Website Metadata Agent Creates events Receives events Dry runs huginn_website_metadata_agent

The WebsiteMetadata Agent extracts metadata from HTML. It supports schema.org microdata, embedded JSON-LD and the common meta tag attributes.

data HTML to use in the extraction process, use Liquid formatting to select data from incoming events.

url optionally set the source URL of the provided HTML (without an URL schema.org links can not be extracted properly)

result_key sets the key which contains the the extracted information.

merge set to true to retain the received payload and update it with the extracted result

Liquid formatting can be used in all options.


Readability Agent Creates events Receives events Dry runs huginn_readability_agent

The Readability Agent extracts the primary readable content of a website.

data HTML to use in the extraction process, use Liquid formatting to select data from incoming events.

tags comma separated list of HTML tags to sanitize

remove_empty_nodes remove <p> tags that have no text content; also removes <p> tags that contain only images

attributes comma separated whitelist of allowed HTML tag attributes

blacklist CSS selector of elements to explicitly remove

whitelist CSS selector of elements to explicitly scope to

result_key sets the key which contains the the extracted information.

merge set to true to retain the received payload and update it with the extracted result

clean_output Removes \t charcters and duplicate new lines from the output when set to true.

Liquid formatting can be used in all options.

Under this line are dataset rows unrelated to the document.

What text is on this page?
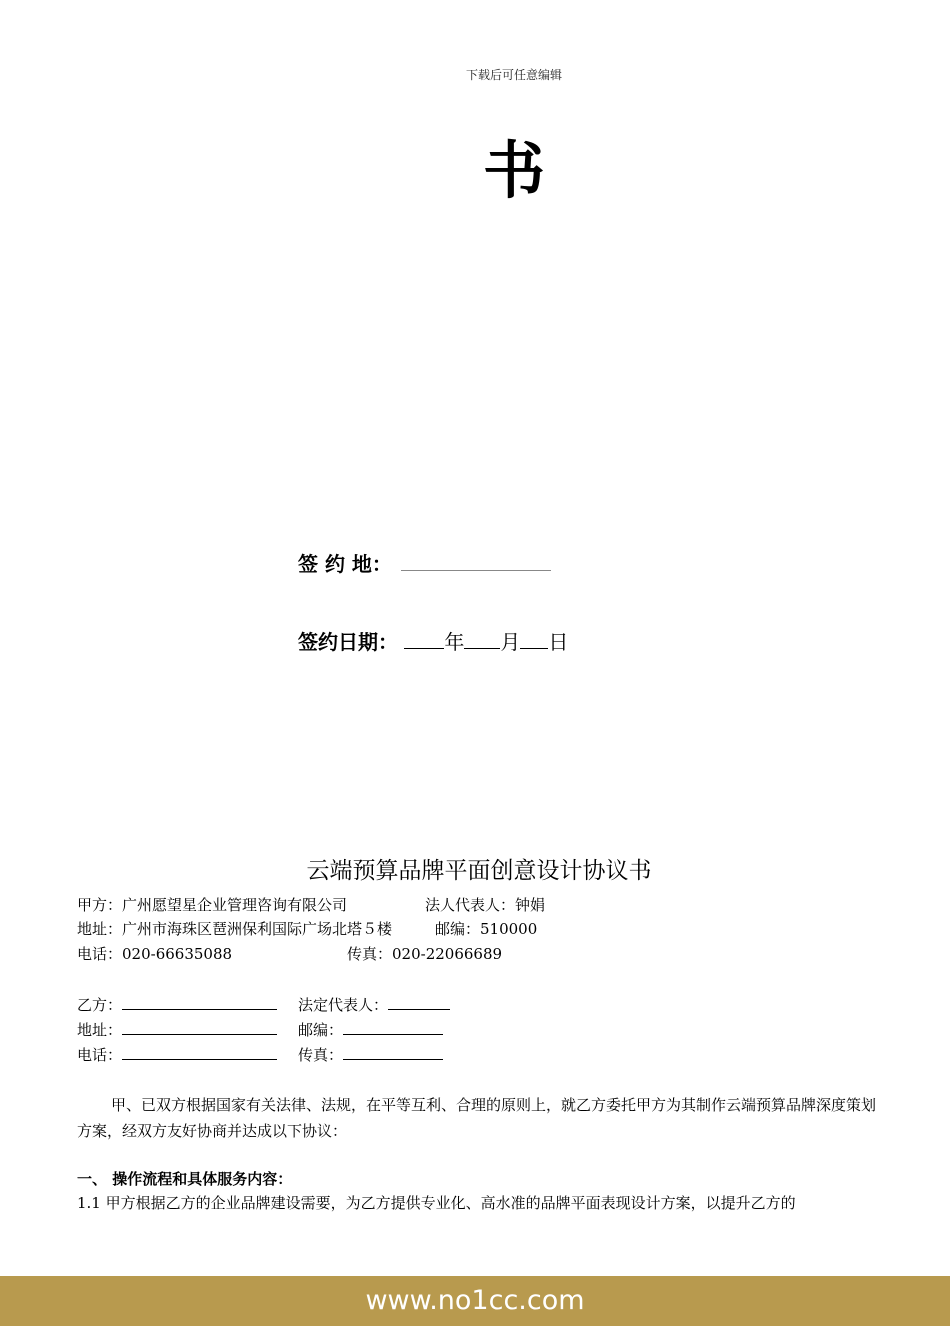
下载后可任意编辑
书
签 约 地：
签约日期： 年 月 日
云端预算品牌平面创意设计协议书
甲方：广州愿望星企业管理咨询有限公司	法人代表人：钟娟
地址：广州市海珠区琶洲保利国际广场北塔５楼	邮编：510000
电话：020-66635088	传真：020-22066689
乙方：	法定代表人：
地址：	邮编：
电话：	传真：
甲、已双方根据国家有关法律、法规，在平等互利、合理的原则上，就乙方委托甲方为其制作云端预算品牌深度策划方案，经双方友好协商并达成以下协议：
一、 操作流程和具体服务内容：
1.1 甲方根据乙方的企业品牌建设需要，为乙方提供专业化、高水准的品牌平面表现设计方案，以提升乙方的
www.no1cc.com
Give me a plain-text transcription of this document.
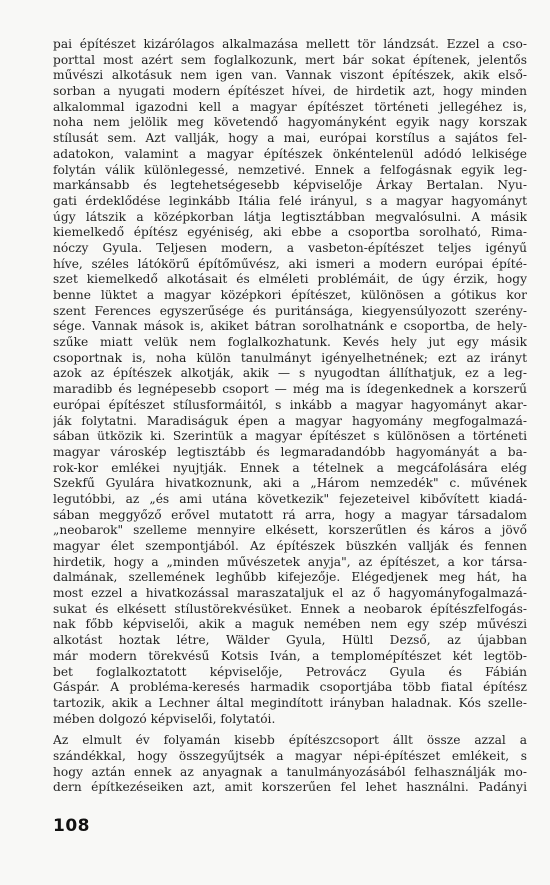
pai építészet kizárólagos alkalmazása mellett tör lándzsát. Ezzel a cso-
porttal most azért sem foglalkozunk, mert bár sokat építenek, jelentős
művészi alkotásuk nem igen van. Vannak viszont építészek, akik első-
sorban a nyugati modern építészet hívei, de hirdetik azt, hogy minden
alkalommal igazodni kell a magyar építészet történeti jellegéhez is,
noha nem jelölik meg követendő hagyományként egyik nagy korszak
stílusát sem. Azt vallják, hogy a mai, európai korstílus a sajátos fel-
adatokon, valamint a magyar építészek önkéntelenül adódó lelkisége
folytán válik különlegessé, nemzetivé. Ennek a felfogásnak egyik leg-
markánsabb és legtehetségesebb képviselője Árkay Bertalan. Nyu-
gati érdeklődése leginkább Itália felé irányul, s a magyar hagyományt
úgy látszik a középkorban látja legtisztábban megvalósulni. A másik
kiemelkedő építész egyéniség, aki ebbe a csoportba sorolható, Rima-
nóczy Gyula. Teljesen modern, a vasbeton-építészet teljes igényű
híve, széles látókörű építőművész, aki ismeri a modern európai építé-
szet kiemelkedő alkotásait és elméleti problémáit, de úgy érzik, hogy
benne lüktet a magyar középkori építészet, különösen a gótikus kor
szent Ferences egyszerűsége és puritánsága, kiegyensúlyozott szerény-
sége. Vannak mások is, akiket bátran sorolhatnánk e csoportba, de hely-
szűke miatt velük nem foglalkozhatunk. Kevés hely jut egy másik
csoportnak is, noha külön tanulmányt igényelhetnének; ezt az irányt
azok az építészek alkotják, akik — s nyugodtan állíthatjuk, ez a leg-
maradibb és legnépesebb csoport — még ma is ídegenkednek a korszerű
európai építészet stílusformáitól, s inkább a magyar hagyományt akar-
ják folytatni. Maradiságuk épen a magyar hagyomány megfogalmazá-
sában ütközik ki. Szerintük a magyar építészet s különösen a történeti
magyar városkép legtisztább és legmaradandóbb hagyományát a ba-
rok-kor emlékei nyujtják. Ennek a tételnek a megcáfolására elég
Szekfű Gyulára hivatkoznunk, aki a „Három nemzedék" c. művének
legutóbbi, az „és ami utána következik" fejezeteivel kibővített kiadá-
sában meggyőző erővel mutatott rá arra, hogy a magyar társadalom
„neobarok" szelleme mennyire elkésett, korszerűtlen és káros a jövő
magyar élet szempontjából. Az építészek büszkén vallják és fennen
hirdetik, hogy a „minden művészetek anyja", az építészet, a kor társa-
dalmának, szellemének leghűbb kifejezője. Elégedjenek meg hát, ha
most ezzel a hivatkozással maraszataljuk el az ő hagyományfogalmazá-
sukat és elkésett stílustörekvésüket. Ennek a neobarok építészfelfogás-
nak főbb képviselői, akik a maguk nemében nem egy szép művészi
alkotást hoztak létre, Wälder Gyula, Hültl Dezső, az újabban
már modern törekvésű Kotsis Iván, a templomépítészet két legtöb-
bet foglalkoztatott képviselője, Petrovácz Gyula és Fábián
Gáspár. A probléma-keresés harmadik csoportjába több fiatal építész
tartozik, akik a Lechner által megindított irányban haladnak. Kós szelle-
mében dolgozó képviselői, folytatói.
Az elmult év folyamán kisebb építészcsoport állt össze azzal a
szándékkal, hogy összegyűjtsék a magyar népi-építészet emlékeit, s
hogy aztán ennek az anyagnak a tanulmányozásából felhasználják mo-
dern építkezéseiken azt, amit korszerűen fel lehet használni. Padányi
108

Withings Agent Receives events Dry runs huginn_withings_agent

Adds Activities from Events to your Withings Account

This agent will create new activities in your Withings account from events. This is useful if you own multiple devices (e.g., a Fitbit and a Withings) and want to consolidate your calories consumption into one.

Withings has an OAUTHv2 API but it only allows to read activities. This agent simulates Withings’ Website to add activities using their private one. This is why it requires username and password. The password is not stored in plain text.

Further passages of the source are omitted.